Closing the UK's productivity gap

2005

Smarter working and a more intelligent approach to employment regulation is the key to closing the UK’s productivity gap, according to the Chartered Institute of Personnel and Development (CIPD).

Its comments come as official figures have shown the UK’s gap narrowing substantially.

Figures from the Office for National Statistics said GDP per worker was now on a par with Germany and, in the past decade, the gap with France had narrowed from 26 per cent to 10 per cent and with the US from 34 per cent to 25 per cent.

GDP per hour had also improved, even though it was still 13 per cent higher in Germany, 16 per cent higher in the US and 26 per cent higher in France.

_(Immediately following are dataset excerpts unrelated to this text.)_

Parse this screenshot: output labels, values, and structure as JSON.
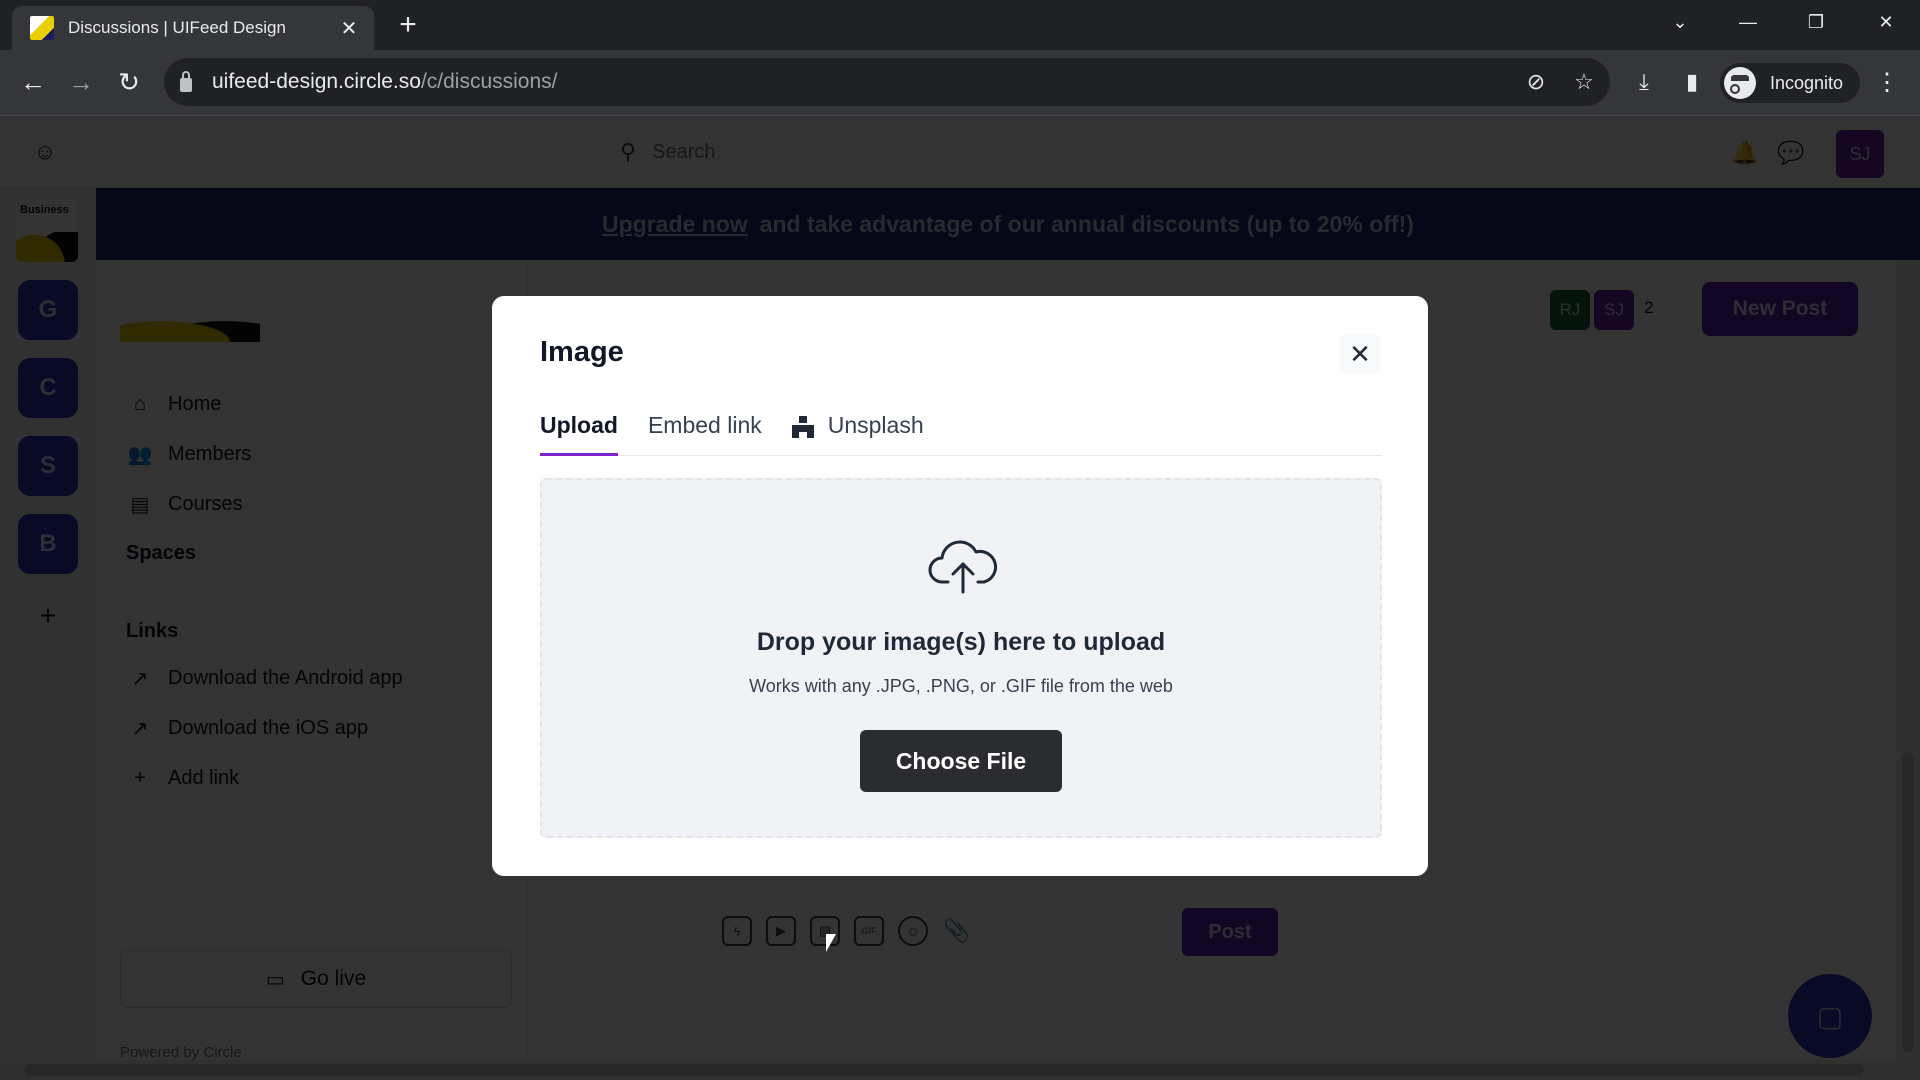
{
  "browser": {
    "tab_title": "Discussions | UIFeed Design",
    "tab_close": "✕",
    "new_tab": "+",
    "url_host": "uifeed-design.circle.so",
    "url_path": "/c/discussions/",
    "profile_label": "Incognito",
    "window_controls": {
      "tab_search": "⌄",
      "minimize": "—",
      "restore": "❐",
      "close": "✕"
    },
    "nav": {
      "back": "←",
      "forward": "→",
      "reload": "↻"
    },
    "icons": {
      "eye_off": "⊘",
      "star": "☆",
      "download": "⤓",
      "sidepanel": "▮",
      "menu": "⋮"
    }
  },
  "header": {
    "search_placeholder": "Search",
    "avatar_initials": "SJ",
    "icons": {
      "community": "☺",
      "search": "⚲",
      "bell": "🔔",
      "chat": "💬"
    }
  },
  "banner": {
    "link": "Upgrade now",
    "text": "and take advantage of our annual discounts (up to 20% off!)"
  },
  "rail": {
    "business_label": "Business",
    "tiles": [
      "G",
      "C",
      "S",
      "B"
    ],
    "add": "+"
  },
  "sidebar": {
    "nav": [
      {
        "label": "Home",
        "icon": "⌂"
      },
      {
        "label": "Members",
        "icon": "👥"
      },
      {
        "label": "Courses",
        "icon": "▤"
      }
    ],
    "spaces_title": "Spaces",
    "links_title": "Links",
    "links": [
      {
        "label": "Download the Android app",
        "icon": "↗"
      },
      {
        "label": "Download the iOS app",
        "icon": "↗"
      },
      {
        "label": "Add link",
        "icon": "+"
      }
    ],
    "go_live": "Go live",
    "go_live_icon": "▭",
    "powered_by": "Powered by Circle"
  },
  "feed": {
    "members": [
      "RJ",
      "SJ"
    ],
    "member_count": "2",
    "new_post": "New Post",
    "post": "Post",
    "composer_tools": [
      {
        "name": "lightning",
        "glyph": "ϟ"
      },
      {
        "name": "video",
        "glyph": "▶"
      },
      {
        "name": "image",
        "glyph": "▨"
      },
      {
        "name": "gif",
        "glyph": "GIF"
      },
      {
        "name": "emoji",
        "glyph": "☺"
      },
      {
        "name": "attachment",
        "glyph": "📎"
      }
    ],
    "chat_icon": "▢"
  },
  "modal": {
    "title": "Image",
    "close": "✕",
    "tabs": [
      {
        "label": "Upload",
        "active": true
      },
      {
        "label": "Embed link",
        "active": false
      },
      {
        "label": "Unsplash",
        "active": false
      }
    ],
    "drop_title": "Drop your image(s) here to upload",
    "drop_subtitle": "Works with any .JPG, .PNG, or .GIF file from the web",
    "choose_file": "Choose File"
  },
  "colors": {
    "accent_purple": "#7e22ce",
    "brand_blue": "#2f3bbf",
    "button_dark": "#2a2c30"
  }
}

But before employers get too excited, CIPD chief economist John Philpott said the improvement was largely the result of sustained economic growth and a return to fuller employment.

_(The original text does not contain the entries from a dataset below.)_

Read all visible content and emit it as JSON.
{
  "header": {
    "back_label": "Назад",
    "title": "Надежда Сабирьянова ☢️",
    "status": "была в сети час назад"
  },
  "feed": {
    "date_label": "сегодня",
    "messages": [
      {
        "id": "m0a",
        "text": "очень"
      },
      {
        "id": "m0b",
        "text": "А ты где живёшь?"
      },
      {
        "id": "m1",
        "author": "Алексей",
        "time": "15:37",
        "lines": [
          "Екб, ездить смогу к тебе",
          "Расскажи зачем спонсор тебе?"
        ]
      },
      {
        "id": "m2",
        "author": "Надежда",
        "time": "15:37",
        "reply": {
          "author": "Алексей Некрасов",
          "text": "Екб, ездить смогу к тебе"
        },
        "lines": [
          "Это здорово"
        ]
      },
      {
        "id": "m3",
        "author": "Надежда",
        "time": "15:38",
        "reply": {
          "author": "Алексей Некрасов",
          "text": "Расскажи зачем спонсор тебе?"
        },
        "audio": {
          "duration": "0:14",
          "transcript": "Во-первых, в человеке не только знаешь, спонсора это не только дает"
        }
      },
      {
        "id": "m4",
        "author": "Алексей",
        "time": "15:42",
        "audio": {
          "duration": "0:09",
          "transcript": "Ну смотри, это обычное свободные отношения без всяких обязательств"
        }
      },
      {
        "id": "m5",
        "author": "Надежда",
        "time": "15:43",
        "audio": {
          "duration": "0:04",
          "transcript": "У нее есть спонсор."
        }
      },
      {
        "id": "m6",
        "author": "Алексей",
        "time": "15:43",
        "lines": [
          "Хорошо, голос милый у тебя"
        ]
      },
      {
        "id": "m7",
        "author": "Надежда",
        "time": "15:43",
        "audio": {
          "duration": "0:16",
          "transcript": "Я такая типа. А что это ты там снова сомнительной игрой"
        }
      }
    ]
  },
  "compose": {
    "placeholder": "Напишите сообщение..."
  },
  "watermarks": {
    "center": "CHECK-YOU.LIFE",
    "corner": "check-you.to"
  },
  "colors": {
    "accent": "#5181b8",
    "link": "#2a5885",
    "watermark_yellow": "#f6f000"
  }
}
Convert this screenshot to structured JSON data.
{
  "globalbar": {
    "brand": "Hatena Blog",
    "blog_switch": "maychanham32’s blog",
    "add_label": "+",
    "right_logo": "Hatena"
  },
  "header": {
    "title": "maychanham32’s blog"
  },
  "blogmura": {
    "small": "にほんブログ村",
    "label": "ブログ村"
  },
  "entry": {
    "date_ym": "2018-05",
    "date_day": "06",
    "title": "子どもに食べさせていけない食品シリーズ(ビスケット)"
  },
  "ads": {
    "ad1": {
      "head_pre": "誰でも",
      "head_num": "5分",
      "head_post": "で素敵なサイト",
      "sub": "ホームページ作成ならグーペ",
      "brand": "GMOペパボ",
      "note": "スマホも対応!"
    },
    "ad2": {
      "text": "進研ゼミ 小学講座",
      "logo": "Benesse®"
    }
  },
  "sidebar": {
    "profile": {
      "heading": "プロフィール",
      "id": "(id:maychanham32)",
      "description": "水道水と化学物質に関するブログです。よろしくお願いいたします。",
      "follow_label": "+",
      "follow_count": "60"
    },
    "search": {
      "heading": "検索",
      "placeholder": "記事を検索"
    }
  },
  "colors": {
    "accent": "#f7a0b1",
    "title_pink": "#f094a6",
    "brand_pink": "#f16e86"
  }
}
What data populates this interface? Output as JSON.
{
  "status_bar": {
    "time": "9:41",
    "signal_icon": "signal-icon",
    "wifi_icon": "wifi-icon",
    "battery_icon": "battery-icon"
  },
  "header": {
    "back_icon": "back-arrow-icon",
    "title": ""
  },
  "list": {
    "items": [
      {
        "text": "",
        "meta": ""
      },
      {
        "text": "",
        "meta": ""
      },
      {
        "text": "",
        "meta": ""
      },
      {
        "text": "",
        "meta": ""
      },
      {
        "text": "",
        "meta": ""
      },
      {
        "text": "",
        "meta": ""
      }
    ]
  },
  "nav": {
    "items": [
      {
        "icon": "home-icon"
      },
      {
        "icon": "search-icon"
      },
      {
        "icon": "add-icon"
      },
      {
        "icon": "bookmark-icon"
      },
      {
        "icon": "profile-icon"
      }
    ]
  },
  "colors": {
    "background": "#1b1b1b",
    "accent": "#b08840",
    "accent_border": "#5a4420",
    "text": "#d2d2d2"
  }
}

"The major driver of improved productivity is likely to have been the return to ‘full employment’ and the impact this had had on employer practice.

"A tight jobs market has encouraged employers to raise investment in training and make more effective use of people,” he explained.

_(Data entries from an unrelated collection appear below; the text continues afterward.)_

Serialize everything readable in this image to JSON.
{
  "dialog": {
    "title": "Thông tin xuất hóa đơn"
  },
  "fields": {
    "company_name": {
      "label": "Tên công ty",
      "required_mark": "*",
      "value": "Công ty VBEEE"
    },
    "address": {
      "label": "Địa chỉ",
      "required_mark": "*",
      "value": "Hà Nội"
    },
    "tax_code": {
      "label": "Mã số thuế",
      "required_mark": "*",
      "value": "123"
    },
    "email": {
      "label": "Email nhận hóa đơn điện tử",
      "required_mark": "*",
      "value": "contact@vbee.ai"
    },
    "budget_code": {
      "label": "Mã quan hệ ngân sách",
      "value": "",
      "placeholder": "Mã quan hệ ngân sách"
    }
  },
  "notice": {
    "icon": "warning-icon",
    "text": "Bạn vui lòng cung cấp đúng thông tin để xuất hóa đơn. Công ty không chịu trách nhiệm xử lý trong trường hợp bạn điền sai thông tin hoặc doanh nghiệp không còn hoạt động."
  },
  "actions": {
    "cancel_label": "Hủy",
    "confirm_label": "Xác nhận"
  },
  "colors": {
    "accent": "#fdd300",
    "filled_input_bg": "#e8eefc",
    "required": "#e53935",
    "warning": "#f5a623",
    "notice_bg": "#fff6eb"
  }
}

"Training spend has remained robust in recent years as employers have sought to cope with a lack of adequately skilled recruits.

"But in addition to this, the need to get more from existing staff has triggered improvement in working practices, such as regular appraisal, team based working and performance related pay systems," he added.

The best way to narrow the gap still further was to embrace to more effective management practice, he argued.

Government also had a role to play in ensuring that the burden of employment regulation was not so heavy as to distract employers from their primary task of running successful organisations.

"The challenge is to bring aspirant and laggard businesses up to the standards of the best performers, while government must adopter a lighter touch approach to regulation.

A combination of smarter working and a smarter approach to regulation will help the UK not just narrow but close the productivity gap," Philpott said.